In occasione della giornata nazionale della memoria in ricordo delle vittime delle mafie, istituita dalla Camera dei Deputati con votazione unanime lo scorso 1 Marzo, l’associazione Nike invita tutte le ragazze e i ragazzi delle scuole di ogni ordine e grado e dell’Università degli Studi di Catania a partecipare alla manifestazione nazionale, già organizzata negli anni scorsi dall’Associazione Libera.

La serata sarà presentata da Federico Sciuto di Radio Studio Centrale e accompagnata dagli interventi di autorità civili, istituzioni, studenti, cantanti e musicisti: Christian Grasso, Christian Cambria e Corrado Floridia e dall’arte del maestro Nunzio Papotto.

Durante il corso della manifestazione verranno accese delle candele per ricordare i nomi di tutte le donne e gli uomini uccisi per mano della mafia. L’intento è mantenere vivo l’impegno quotidiano di ogni singolo cittadino, dal più giovane al più anziano, nella lotta alla mafia e valorizzare gli esempi coraggiosi di coloro che, applicando la legge e il buon senso, combattono nel silenzio tutti i fenomeni e gli episodi di aggressione mafiosa.

“La necessità e il dovere di ricordare i nomi delle vittime della mafia dovrebbe far parte della formazione di qualsiasi cittadino – dichiara Giuseppe Trovato, coordinatore dell’associazione Nike – Un grande uomo una volta disse che la mafia non si combatte solo con ottimi magistrati ma anche con bravissimi maestri d’asilo. Ed è per questo che dobbiamo estirpare la cultura mafiosa che ancora oggi invade la nostra terra. Qui non facciamo retorica.

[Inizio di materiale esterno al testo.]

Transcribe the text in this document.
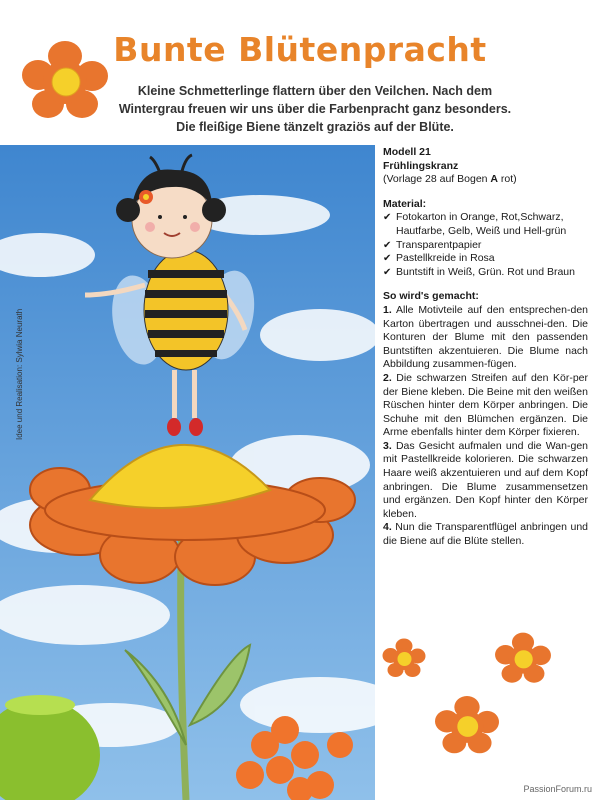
Bunte Blütenpracht
Kleine Schmetterlinge flattern über den Veilchen. Nach dem
Wintergrau freuen wir uns über die Farbenpracht ganz besonders.
Die fleißige Biene tänzelt graziös auf der Blüte.
Idee und Realisation: Sylwia Neurath

Modell 21

Frühlingskranz

(Vorlage 28 auf Bogen A rot)

Material:

✔ Fotokarton in Orange, Rot,Schwarz, Hautfarbe, Gelb, Weiß und Hell-grün
✔ Transparentpapier
✔ Pastellkreide in Rosa
✔ Buntstift in Weiß, Grün. Rot und Braun

So wird's gemacht:

1. Alle Motivteile auf den entsprechen-den Karton übertragen und ausschnei-den. Die Konturen der Blume mit den passenden Buntstiften akzentuieren. Die Blume nach Abbildung zusammen-fügen.

2. Die schwarzen Streifen auf den Kör-per der Biene kleben. Die Beine mit den weißen Rüschen hinter dem Körper anbringen. Die Schuhe mit den Blümchen ergänzen. Die Arme ebenfalls hinter dem Körper fixieren.

3. Das Gesicht aufmalen und die Wan-gen mit Pastellkreide kolorieren. Die schwarzen Haare weiß akzentuieren und auf dem Kopf anbringen. Die Blume zusammensetzen und ergänzen. Den Kopf hinter den Körper kleben.

4. Nun die Transparentflügel anbringen und die Biene auf die Blüte stellen.

PassionForum.ru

Qui vogliamo dare un forte segnale di cambiamento che proviene dai giovani che devono riscoprirsi forza rinnovatrice per tutta la società”.

L’invito a partecipare è esteso a tutte le associazioni attive nella città di Catania, perché la lotta alla mafia non è una questione di colore politico ma un movimento di popolo capace di unirsi, al di là di ogni ideale o appartenenza politica, contro le mafie.

“Riteniamo che momenti di sensibilizzazioni collettiva  rappresentino dei passi fondamentali per combattere un cancro quale quello mafioso, fra i piú radicati e nocivi della nostra amata terra – dichiarano i coordinatori Pietro Campolo, Giuseppe Fava e Mattia Catalano –  – Siamo consapevoli che la lotta alla mafia non sia una prerogativa solo delle forze dell’ordine, della magistratura o delle istituzioni ma deve essere un impegno quotidiano di ognuno dei componente della nostra società, primi fra tutti noi giovani”.